Friday, February 3, 2017

"Welcoming the Stranger" - Message at a Las Cruces Interfaith Prayer Service - February 3, 2017

      This week, a reporter was interviewing people in lower Manhattan who were about to board a boat to visit the Statue of Liberty. 
      She asked the passengers on the boat, "Who was Emma Lazarus?"  
        Some had heard her name, some hadn't. 
       When the reporter said, "Give me your tired, your poor," she added, "Emma Lazarus wrote that."  
     Then they realized that they knew at least one thing about this woman who wrote a timeless poem. 
      Emma Lazarus was born in 1849 and grew up near New York City's Union Square in downtown Manhattan.   She was from a Sephardic Jewish family.  Her ancestors originally came from the area of Spain and Portugal. They had lived in America for some time. 
     While her family sought to become part of the mainstream of society, people often called her "Jewess," reminding her that she was different and in the minority. 
     Still, Emma Lazarus made a name for herself. She was an accomplished poet from her teenaged years.   
Her writing often focused on the plight of her people around the world and in the United States. 
     She was horrified when Joseph Seligman, a prominent member of the New York Jewish community who had emigrated from Germany, was refused entry to the Grand Union Hotel in Saratoga, NY in 1877.   

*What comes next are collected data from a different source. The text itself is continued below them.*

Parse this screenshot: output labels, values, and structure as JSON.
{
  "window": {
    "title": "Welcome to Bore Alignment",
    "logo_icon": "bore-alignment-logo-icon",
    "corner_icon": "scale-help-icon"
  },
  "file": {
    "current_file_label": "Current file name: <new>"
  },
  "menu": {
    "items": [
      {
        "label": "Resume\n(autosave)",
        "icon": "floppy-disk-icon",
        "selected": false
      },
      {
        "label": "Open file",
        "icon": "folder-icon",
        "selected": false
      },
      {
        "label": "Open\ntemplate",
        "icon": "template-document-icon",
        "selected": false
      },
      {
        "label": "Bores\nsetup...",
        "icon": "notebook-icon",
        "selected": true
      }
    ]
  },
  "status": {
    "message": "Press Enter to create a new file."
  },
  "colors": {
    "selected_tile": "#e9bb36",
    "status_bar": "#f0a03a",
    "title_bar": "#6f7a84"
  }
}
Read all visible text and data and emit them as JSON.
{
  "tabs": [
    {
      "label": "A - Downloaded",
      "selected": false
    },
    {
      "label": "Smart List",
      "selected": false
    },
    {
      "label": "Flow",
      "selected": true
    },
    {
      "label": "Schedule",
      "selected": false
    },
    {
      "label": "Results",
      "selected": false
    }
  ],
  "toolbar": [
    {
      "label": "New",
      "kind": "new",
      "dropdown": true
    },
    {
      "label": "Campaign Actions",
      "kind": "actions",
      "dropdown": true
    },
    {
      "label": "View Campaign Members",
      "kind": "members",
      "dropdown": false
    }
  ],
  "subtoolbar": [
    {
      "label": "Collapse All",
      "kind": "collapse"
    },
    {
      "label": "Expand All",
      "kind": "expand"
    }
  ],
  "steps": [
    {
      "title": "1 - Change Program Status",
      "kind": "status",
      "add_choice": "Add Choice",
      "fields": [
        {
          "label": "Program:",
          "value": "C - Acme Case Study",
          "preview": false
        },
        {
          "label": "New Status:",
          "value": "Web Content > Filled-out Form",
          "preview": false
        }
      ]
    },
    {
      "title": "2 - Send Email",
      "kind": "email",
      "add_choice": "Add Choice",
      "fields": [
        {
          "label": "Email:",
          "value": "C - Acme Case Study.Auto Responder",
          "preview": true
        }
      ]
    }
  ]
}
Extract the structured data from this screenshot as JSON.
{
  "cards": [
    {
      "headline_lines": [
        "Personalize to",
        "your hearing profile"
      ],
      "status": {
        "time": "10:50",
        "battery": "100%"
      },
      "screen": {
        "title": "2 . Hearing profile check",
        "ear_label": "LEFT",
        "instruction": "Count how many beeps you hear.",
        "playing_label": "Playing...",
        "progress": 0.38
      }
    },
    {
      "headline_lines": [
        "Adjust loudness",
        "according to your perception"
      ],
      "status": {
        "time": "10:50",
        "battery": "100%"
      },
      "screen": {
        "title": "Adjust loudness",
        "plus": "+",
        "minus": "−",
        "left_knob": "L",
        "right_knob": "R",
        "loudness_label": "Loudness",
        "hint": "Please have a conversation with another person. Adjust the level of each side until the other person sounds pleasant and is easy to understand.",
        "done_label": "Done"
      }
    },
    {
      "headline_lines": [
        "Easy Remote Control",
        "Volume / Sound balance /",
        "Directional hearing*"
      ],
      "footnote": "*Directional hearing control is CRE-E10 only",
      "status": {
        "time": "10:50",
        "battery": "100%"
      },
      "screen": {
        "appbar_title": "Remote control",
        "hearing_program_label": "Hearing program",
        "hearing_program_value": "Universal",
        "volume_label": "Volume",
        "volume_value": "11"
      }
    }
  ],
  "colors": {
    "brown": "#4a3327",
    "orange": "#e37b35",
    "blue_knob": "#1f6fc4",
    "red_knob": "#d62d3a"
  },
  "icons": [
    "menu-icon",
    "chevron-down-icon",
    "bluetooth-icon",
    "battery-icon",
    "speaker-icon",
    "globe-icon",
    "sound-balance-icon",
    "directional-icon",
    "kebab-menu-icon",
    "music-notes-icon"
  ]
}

    The owner of the hotel explained that Jews of Sephardic origin, like Emma, were welcome, but not those "German Jews."  
     Emma Lazarus knew that, at that time, there were many Jews coming from Russia and Eastern Europe, both to escape anti-Semitic attacks to which they were subjected and to find a better life here. 
    She became a passionate advocate of Jewish refugees from Eastern Europe.   And she could see people from many backgrounds seeking a place of safety and opportunity in the United States, and she thought it was important to welcome them, too.  
     So she wrote her poem THE NEW COLOSSUS for a fundraiser for Lady Liberty in 1883.   Emma Lazarus died in 1887.  It wasn't until her poem was rediscovered in 1901 by a friend that her poignant words were thought of again.  Her poem was inscribed onto a plaque and placed on the premises of the Statue of Liberty in 1903.  
    Here we are, 114 years later, still looking to the words of Emma Lazarus for inspiration and guidance.  
     To Muslims, Christians, Jews, Baha'is, Buddhists, Sikhs, and people of other faiths and beliefs, our country has offered a welcome - and a process by which immigrants could ultimately become citizens.     
     We need a system that works, a path that recognizes our role in helping refugees find a new place to live, using the same system of extensive vetting that has already been employed in recent years. 
    We need to open our minds and hearts to the stories of everyone around us, from Native Americans who have a long heritage on this land, to those who journeyed to America from other countries.  
    We are mindful that people all over this nation - in the heartland as well as on the coasts, have immigration stories that they could share, tales that could instantly create common ground.
     And we need to listen to the stories of those who want to stay here but who have no opportunity due to legislative inaction. 
    I hope and pray that the words of Emma Lazarus can direct us to maintaining  policies that demonstrate wisdom and compassion.  
    It was that type of welcome to immigrants that allowed my grandparents, Wolf and Pearl Glazer, and Mendel and Anna Karol, to come to this country from Eastern Europe, making it possible for me to stand here today.  
    It is that approach that can generate good will to people who would face danger if they went home.  
    It is that perspective through which our country can affirm the great strength that so many people from so many places have provided to our nation.  
    May we look into each other's eyes and see a vision of goodness and Oneness, realizing that an Eternal Presence will preserve our fellowship and faith if we continue to stand together.